Tallinn Ensemble Attempts to Slice Time Like Onions in Liepāja - Promises Everyone Will Understand Everything at Concert

Estonian musicians will arrive in Liepāja to demonstrate how to properly slice time, while our locals are still trying to figure out why the tram only goes in one direction.
While Riga is still pondering what time actually is and why it runs out so quickly on weekends, Liepāja will welcome actual music professors from Tallinn on April 12th, who know how to properly handle time. "Ensemble for New Music Tallinn" promises to show how time can be sliced, stretched, bent and generally manipulated in any way desired - almost like our tram, which also moves at its own rhythm and never falls behind schedule.
The program will feature two world premieres, meaning even Riga won't have heard them yet.
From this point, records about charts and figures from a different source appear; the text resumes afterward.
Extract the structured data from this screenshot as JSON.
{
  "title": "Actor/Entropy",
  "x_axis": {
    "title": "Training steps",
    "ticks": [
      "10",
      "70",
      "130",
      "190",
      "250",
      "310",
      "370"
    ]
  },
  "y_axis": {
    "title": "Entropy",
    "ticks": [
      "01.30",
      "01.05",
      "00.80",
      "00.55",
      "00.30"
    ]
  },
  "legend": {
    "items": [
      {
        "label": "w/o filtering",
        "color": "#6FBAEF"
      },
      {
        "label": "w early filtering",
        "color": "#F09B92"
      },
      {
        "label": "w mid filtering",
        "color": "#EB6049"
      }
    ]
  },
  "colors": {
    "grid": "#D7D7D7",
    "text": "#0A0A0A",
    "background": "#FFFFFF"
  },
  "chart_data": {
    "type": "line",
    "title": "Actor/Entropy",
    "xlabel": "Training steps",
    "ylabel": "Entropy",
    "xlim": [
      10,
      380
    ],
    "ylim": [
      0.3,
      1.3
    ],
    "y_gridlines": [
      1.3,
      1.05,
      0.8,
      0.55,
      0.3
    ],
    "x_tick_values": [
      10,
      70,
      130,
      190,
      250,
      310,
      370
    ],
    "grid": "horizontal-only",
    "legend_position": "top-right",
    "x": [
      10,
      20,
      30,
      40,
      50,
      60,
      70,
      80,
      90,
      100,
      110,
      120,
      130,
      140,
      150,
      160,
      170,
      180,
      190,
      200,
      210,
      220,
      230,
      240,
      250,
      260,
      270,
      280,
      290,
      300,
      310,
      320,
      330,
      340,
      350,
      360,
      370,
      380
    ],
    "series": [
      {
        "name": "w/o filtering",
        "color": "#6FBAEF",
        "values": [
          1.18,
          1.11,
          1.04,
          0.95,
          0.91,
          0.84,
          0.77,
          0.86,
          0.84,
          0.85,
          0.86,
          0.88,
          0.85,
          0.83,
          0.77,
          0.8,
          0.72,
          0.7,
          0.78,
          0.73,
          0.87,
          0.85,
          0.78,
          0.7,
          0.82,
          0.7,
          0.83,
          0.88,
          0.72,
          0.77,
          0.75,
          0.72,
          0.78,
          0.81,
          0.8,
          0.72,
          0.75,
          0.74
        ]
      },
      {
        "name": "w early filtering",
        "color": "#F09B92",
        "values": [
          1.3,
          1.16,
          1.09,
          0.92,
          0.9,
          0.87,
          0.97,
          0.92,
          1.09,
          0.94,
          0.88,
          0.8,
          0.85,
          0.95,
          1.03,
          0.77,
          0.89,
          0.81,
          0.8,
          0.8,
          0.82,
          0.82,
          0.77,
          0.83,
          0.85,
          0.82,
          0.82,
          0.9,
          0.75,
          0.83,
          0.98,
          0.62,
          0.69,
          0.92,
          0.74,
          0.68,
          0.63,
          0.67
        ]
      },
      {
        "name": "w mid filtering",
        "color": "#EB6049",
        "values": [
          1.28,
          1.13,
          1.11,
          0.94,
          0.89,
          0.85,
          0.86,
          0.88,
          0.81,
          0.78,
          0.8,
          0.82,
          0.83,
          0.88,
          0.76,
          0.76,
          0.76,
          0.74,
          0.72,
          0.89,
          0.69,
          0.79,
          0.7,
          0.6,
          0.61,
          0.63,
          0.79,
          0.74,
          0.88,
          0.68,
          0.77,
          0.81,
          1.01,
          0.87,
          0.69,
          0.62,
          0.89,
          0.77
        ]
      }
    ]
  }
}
Anna Veismane has written a piece about milk, inspired by Ziedonis, while Evija Skuķe has created something fractal that repeats like our daily routine - from home to work, from work to home, endlessly.
"We want listeners to lose their sense of time orientation," explains one of the organizers. "Just like in our tram - you sit and ride, and no longer know whether you're going forward or backward, but it doesn't matter anymore." Latvia's only tram is indeed a perfect metaphor for the experience of time - it travels on its own tracks, at its own rhythm, and passengers simply surrender to the process.
The concert will take place at Liepāja Concert Hall at 3:00 PM, but first at 2:00 PM there will be a pre-concert discussion where the composers will explain how they slice time. "I hope they'll also show how to properly cut time into pieces so you can get more done," says local resident Jānis. "I never have enough time to get from Karosta to downtown by tram."
⚠️ Satirical article. Facts are preserved, but the presentation is humorous. For accurate information, please refer to the original source.